Mary had never heard her father talk like this, and, notwithstanding the endless interest of his words, it frightened her. An instinctive uneasiness crept up and laid hold of her. The unsealing hand of Death was opening the mouth of a dumb prophet.
A pause followed, and he spoke again.
"I will tell you one thing now that Jesus says: he is unchangeable; what he says once he says always; and I mention it now, because it may not be long before you are specially called to mind it. It is this: 'Let not your heart be troubled.' "
"But he said that on one particular occasion, and to his disciples—did he not?" said Mary, willing, in her dread, to give the conversation a turn.
"Ah, Mary!" said her father, with a smile, "will you let the questioning spirit deafen you to the teaching one? Ask yourself, the first time you are alone, what the disciples were not to be troubled about, and why they were not to be troubled about it.—I am tired, and should like to go to bed."
He rose, and stood for a moment in front of the fire, winding his old double-cased silver watch. Mary took from her side the little gold one he had given her, and, as was her custom, handed it to him to wind for her. The next moment he had dropped it on the fender.
"Ah, my child!" he cried, and, stooping, gathered up a dying thing, whose watchfulness was all over. The glass was broken; the case was open; it lay in his hand a mangled creature. Mary heard the rush of its departing life, as the wheels went whirring, and the hands circled rapidly.
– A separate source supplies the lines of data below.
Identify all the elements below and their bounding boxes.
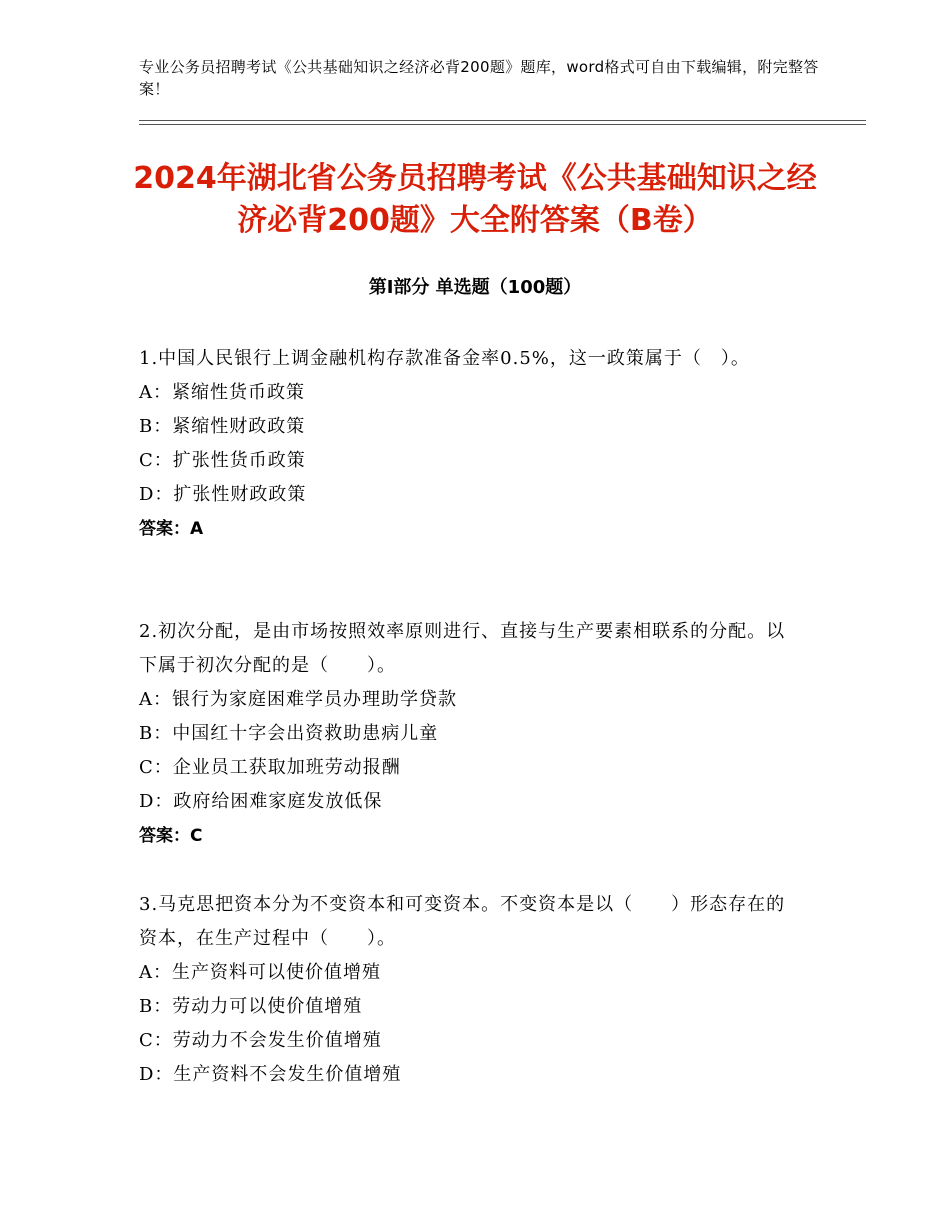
question-2	[139, 615, 799, 853]
option-c: C：企业员工获取加班劳动报酬	[139, 757, 401, 778]
question-1	[139, 342, 799, 546]
answer: 答案：C	[139, 826, 203, 846]
option-c: C：扩张性货币政策	[139, 450, 306, 471]
question-stem: 2.初次分配，是由市场按照效率原则进行、直接与生产要素相联系的分配。以下属于初次分配的是（ ）。	[139, 621, 786, 676]
option-b: B：中国红十字会出资救助患病儿童	[139, 723, 439, 744]
section-heading: 第Ⅰ部分 单选题（100题）	[368, 277, 582, 298]
option-c: C：劳动力不会发生价值增殖	[139, 1030, 382, 1051]
header-note: 专业公务员招聘考试《公共基础知识之经济必背200题》题库，word格式可自由下载编辑，附完整答案！	[139, 58, 819, 98]
option-b: B：劳动力可以使价值增殖	[139, 996, 363, 1017]
document-title: 2024年湖北省公务员招聘考试《公共基础知识之经济必背200题》大全附答案（B卷）	[133, 161, 817, 238]
option-a: A：紧缩性货币政策	[139, 382, 305, 403]
question-3	[139, 888, 799, 1092]
answer: 答案：A	[139, 519, 204, 539]
option-a: A：银行为家庭困难学员办理助学贷款	[139, 689, 457, 710]
option-b: B：紧缩性财政政策	[139, 416, 306, 437]
option-d: D：政府给困难家庭发放低保	[139, 791, 383, 812]
option-d: D：扩张性财政政策	[139, 484, 307, 505]
option-a: A：生产资料可以使价值增殖	[139, 962, 381, 983]
header-divider	[139, 120, 866, 125]
question-stem: 3.马克思把资本分为不变资本和可变资本。不变资本是以（ ）形态存在的资本，在生产过程中（ ）。	[139, 894, 786, 949]
question-stem: 1.中国人民银行上调金融机构存款准备金率0.5%，这一政策属于（ ）。	[139, 348, 750, 369]
option-d: D：生产资料不会发生价值增殖	[139, 1064, 402, 1085]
They stopped motionless. She looked up in her father's face with a smile. He was looking concerned.
"I am very sorry, Mary," he said; "but, if it is past repair, I will get you another.—You don't seem to mind it much!" he added, and smiled himself.
"Why should I, father dear?" she replied. "When one's father breaks one's watch, what is there to say but 'I am very glad it was you did it'? I shall like the little thing the better for it."